Mit vorläufigen Ergebnissen auch aus entlegenen Regionen im Amazonas-Flachland und in den Anden ging die staatliche Wahlbehörde, ONPE, bereits am frühen Sonntagabend an die Presse. Viel änderte sich danach nicht mehr.

Die politische Karikatur für die Montagsausgabe der zweitgrößten Zeitung des Landes, La República, war deshalb rasch gezeichnet. Sie zeigt ein Siegertreppchen mit nur zwei Stufen für den ersten und den zweiten Platz. Oben steht der strahlende Alan García im APRA-T-Shirt. An der Schnur hält er einen Luftballon mit der Aufschrift „Regionalwahlen“. Auf dem unteren Platz freut sich Luis Castañeda, der künftige Bürgermeister von Lima, über seinen Pokal. Neben dem Siegertreppchen die Vorsitzende der Unidad Nacional, Lourdes Flores Nano. Vom Boden aus muss sie sich kräftig emporrecken, um Castañeda zu umarmen. Trotzdem reicht sie ihm nur bis zur Hüfte. Im Hintergrund ein enttäuschter Präsident Alejandro Toledo.

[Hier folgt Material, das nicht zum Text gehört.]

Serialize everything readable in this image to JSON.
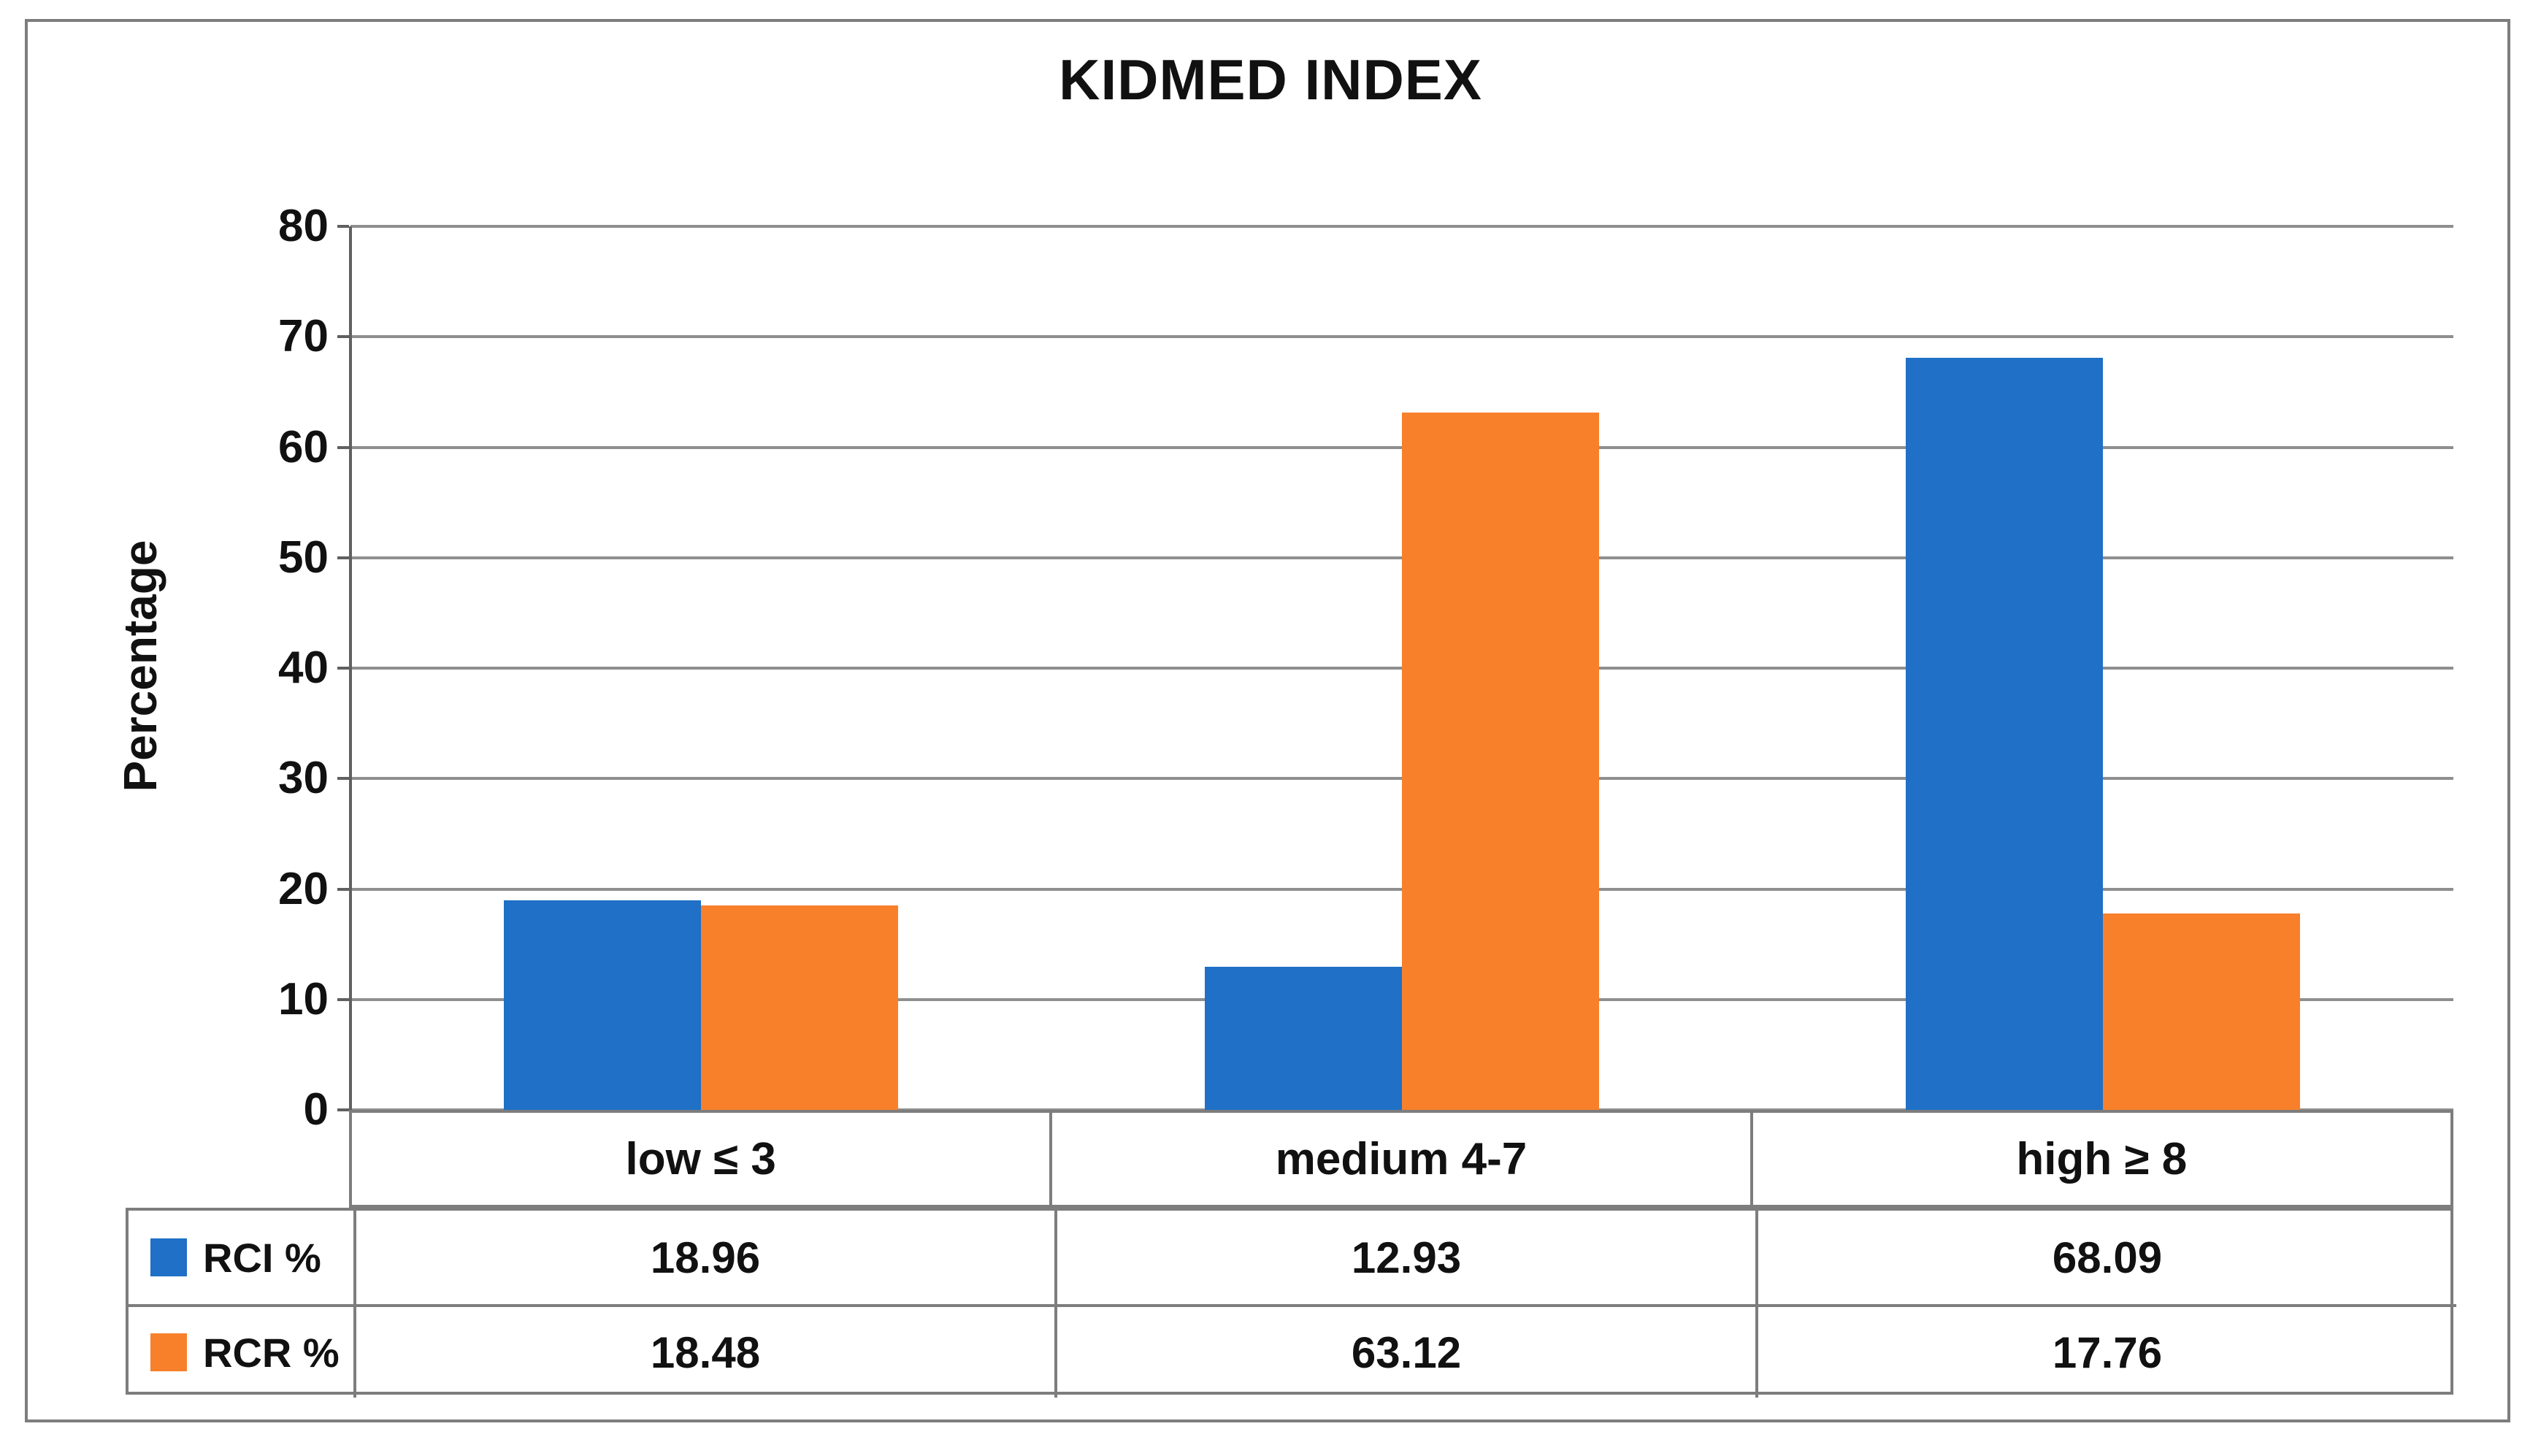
{
  "figure": {
    "kind": "excel-style clustered column chart with data table",
    "background": "#ffffff",
    "frame_border_color": "#7d7d7d"
  },
  "chart_data": {
    "type": "bar",
    "title": "KIDMED INDEX",
    "xlabel": "",
    "ylabel": "Percentage",
    "categories": [
      "low ≤ 3",
      "medium 4-7",
      "high ≥ 8"
    ],
    "series": [
      {
        "name": "RCI %",
        "color": "#1f70c6",
        "values": [
          18.96,
          12.93,
          68.09
        ]
      },
      {
        "name": "RCR %",
        "color": "#f8802b",
        "values": [
          18.48,
          63.12,
          17.76
        ]
      }
    ],
    "ylim": [
      0,
      80
    ],
    "yticks": [
      0,
      10,
      20,
      30,
      40,
      50,
      60,
      70,
      80
    ],
    "grid": "horizontal-only",
    "gridline_color": "#8f8f8f",
    "axis_color": "#606060",
    "legend_position": "data-table-left-keys",
    "data_table_shown": true
  },
  "table": {
    "rows": [
      {
        "key_color": "#1f70c6",
        "label": "RCI %",
        "values": [
          "18.96",
          "12.93",
          "68.09"
        ]
      },
      {
        "key_color": "#f8802b",
        "label": "RCR %",
        "values": [
          "18.48",
          "63.12",
          "17.76"
        ]
      }
    ]
  }
}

Zunächst Toledo. Die Dezentralisierung und die Stärkung der Regionen hatte er den Peruanern 2001 im Präsidentschaftswahlkampf versprochen. Die Menschen in den Provinzen forderten mehr Mitbestimmung. Toledos Vorgänger Fujimori hatte ihren politischen Einfluss nahezu auf Null reduziert. Was im Land ging und machbar war, entschied sich in Lima und nur dort.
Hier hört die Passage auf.